Pro tip: Instead of screwing around with all that just to find that it's not your problem, try this: Take two test leads with alligator clips on either end. Attach one between the + terminal of the new big blue and the +10.6V test lug on your AR board. Do the same between the - terminal and GND test loop. If your problem is fixed, it's the big blue in your power brick, otherwise it lies elsewhere.
 
Thanks for the tip. If I had to put money on it, I'd bet against it being the big blue. I've had a few probs with Atari games and the first thing everyone always says it to replace the big blue. It's never fixed the problem. The symptoms on my Dig Dug actually point to the big blue a little more than the other games I've done it to, so I figured what the hell, can't hurt.

I'm going to give the "test lug" tip a go before I change the BB. If I don't need to change it, I'll have one in stock just in case there's an issue down the road with one of my games.

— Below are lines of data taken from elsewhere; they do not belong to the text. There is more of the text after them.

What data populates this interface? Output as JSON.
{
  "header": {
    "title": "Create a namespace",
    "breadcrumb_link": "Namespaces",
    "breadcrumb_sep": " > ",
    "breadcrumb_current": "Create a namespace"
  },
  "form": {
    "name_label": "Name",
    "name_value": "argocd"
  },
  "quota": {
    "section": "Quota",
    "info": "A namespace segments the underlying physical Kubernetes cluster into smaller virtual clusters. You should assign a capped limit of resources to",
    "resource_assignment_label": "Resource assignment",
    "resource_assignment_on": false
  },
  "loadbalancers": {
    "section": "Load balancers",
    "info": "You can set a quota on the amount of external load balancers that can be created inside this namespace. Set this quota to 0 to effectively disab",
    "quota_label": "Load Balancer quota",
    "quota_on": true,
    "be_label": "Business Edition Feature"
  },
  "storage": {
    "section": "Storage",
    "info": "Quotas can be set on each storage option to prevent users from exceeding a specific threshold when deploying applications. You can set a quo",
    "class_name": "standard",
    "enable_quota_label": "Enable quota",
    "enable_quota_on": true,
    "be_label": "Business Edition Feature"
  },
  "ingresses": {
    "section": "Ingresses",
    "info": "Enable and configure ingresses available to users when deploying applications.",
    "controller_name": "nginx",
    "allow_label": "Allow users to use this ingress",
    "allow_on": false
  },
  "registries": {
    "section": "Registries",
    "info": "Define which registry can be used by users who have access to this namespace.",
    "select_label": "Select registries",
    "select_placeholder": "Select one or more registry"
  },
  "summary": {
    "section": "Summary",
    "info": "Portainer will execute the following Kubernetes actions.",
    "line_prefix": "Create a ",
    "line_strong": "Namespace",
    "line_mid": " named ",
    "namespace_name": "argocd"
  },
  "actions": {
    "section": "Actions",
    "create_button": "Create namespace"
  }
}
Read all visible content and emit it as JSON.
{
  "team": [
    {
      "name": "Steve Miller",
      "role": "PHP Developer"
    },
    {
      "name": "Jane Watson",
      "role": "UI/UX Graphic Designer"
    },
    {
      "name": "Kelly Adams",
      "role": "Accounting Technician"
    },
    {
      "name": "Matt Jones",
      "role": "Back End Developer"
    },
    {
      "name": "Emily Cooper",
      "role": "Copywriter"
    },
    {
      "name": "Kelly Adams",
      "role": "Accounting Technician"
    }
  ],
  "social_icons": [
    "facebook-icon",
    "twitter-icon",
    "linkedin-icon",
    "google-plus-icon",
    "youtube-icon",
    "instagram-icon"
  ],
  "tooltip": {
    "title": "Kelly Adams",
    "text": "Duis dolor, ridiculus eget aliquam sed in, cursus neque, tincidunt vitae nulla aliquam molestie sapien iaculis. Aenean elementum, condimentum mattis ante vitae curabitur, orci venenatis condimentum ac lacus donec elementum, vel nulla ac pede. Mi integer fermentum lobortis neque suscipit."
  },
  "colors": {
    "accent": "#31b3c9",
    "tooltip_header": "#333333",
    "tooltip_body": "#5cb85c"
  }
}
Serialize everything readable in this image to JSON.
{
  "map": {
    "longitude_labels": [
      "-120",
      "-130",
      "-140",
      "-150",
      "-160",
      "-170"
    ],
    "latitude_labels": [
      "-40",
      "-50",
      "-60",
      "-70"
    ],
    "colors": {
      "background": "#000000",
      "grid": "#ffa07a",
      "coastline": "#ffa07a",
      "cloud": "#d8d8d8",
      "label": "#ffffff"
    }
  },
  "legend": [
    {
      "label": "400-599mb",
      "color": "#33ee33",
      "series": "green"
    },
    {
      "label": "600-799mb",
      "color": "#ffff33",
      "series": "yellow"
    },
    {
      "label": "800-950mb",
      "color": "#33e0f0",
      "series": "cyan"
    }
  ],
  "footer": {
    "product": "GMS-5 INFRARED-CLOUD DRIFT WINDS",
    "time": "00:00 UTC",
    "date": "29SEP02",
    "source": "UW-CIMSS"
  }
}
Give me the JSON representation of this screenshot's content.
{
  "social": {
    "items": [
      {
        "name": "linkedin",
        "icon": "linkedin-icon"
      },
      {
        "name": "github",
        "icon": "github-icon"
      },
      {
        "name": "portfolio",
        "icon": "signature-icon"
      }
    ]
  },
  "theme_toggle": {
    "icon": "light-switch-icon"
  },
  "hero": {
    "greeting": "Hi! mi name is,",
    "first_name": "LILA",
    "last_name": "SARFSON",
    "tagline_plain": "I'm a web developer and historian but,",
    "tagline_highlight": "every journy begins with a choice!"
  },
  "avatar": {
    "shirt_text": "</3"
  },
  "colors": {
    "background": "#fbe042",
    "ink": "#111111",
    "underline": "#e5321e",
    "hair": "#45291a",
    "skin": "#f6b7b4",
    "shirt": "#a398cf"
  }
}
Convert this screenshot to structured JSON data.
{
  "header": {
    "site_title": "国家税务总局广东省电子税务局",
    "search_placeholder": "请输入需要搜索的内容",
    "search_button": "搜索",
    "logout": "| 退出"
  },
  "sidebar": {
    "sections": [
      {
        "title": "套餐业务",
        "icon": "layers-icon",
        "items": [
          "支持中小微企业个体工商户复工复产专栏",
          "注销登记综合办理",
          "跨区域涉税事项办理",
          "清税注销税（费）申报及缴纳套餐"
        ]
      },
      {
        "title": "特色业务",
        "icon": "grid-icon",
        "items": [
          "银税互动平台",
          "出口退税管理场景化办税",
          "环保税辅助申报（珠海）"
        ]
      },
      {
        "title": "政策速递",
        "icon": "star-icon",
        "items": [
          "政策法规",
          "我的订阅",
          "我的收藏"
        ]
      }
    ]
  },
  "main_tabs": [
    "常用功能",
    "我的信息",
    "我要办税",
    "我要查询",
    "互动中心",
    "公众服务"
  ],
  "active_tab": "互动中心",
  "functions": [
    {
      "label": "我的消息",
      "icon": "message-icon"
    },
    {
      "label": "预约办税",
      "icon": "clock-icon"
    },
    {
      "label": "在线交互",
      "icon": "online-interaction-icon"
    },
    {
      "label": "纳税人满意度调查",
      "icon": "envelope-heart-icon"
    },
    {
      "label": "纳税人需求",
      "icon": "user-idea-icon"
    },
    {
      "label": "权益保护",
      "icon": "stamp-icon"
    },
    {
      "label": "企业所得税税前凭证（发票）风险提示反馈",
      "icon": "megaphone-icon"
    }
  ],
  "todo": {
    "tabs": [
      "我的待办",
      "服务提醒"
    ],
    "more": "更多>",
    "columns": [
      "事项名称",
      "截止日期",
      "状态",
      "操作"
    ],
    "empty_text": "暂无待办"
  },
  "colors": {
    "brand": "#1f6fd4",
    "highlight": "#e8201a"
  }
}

I was also thinking about shotgun replacing the cpus. Only about $20 to do that. If it doesn't do the trick, I'll have a few Zilog 80's in stock as well. Not a bad thing.

Looks like ole Dig Dug may be down in the arcade this weekend.
 
this is seriously where a logic probe would be beneficial. easiest place to start is the reset line on the CPU. it should be high. pulsing means it's resetting (watchdog), low means it's not functioning at all. (or at least that's how I interpret this)

as with just about any old game, there could be a formation of corrosion on the legs of the chips. if they're anything but shiny silver, you have corrosion. Dig Dug being of Namco descent has custom chips (the solid black ones with a number in the corner) that have notoriously fragile legs, so cleaning them requires a lot of finesse. otherwise you'll be getting some practice time in fixing the legs you broke off. :) I've only ever sanded them, I guess that opens them up to additional corrosion again later, but even with the plating on them it happened in the first place, so what's the difference?

theoretically couldn't we just dip the things in CLR or something?

the other problem you can encounter is the sockets for the chips. I think Dig Dug had single wipe sockets, which aren't the bane of all evil like people make them out to be, but the way the pins are inside there's always a chance those could rust or corrode and snap right off. I've seen it a ton on Williams boards. obviously your socket is then hosed. the plastic housings for those lift right off, so you could open up the CPU sockets and just verify all the pins are uniform and intact too.

if the game was working before and now it isn't I would doubt that's the problem though. you have to physically move things around to break those.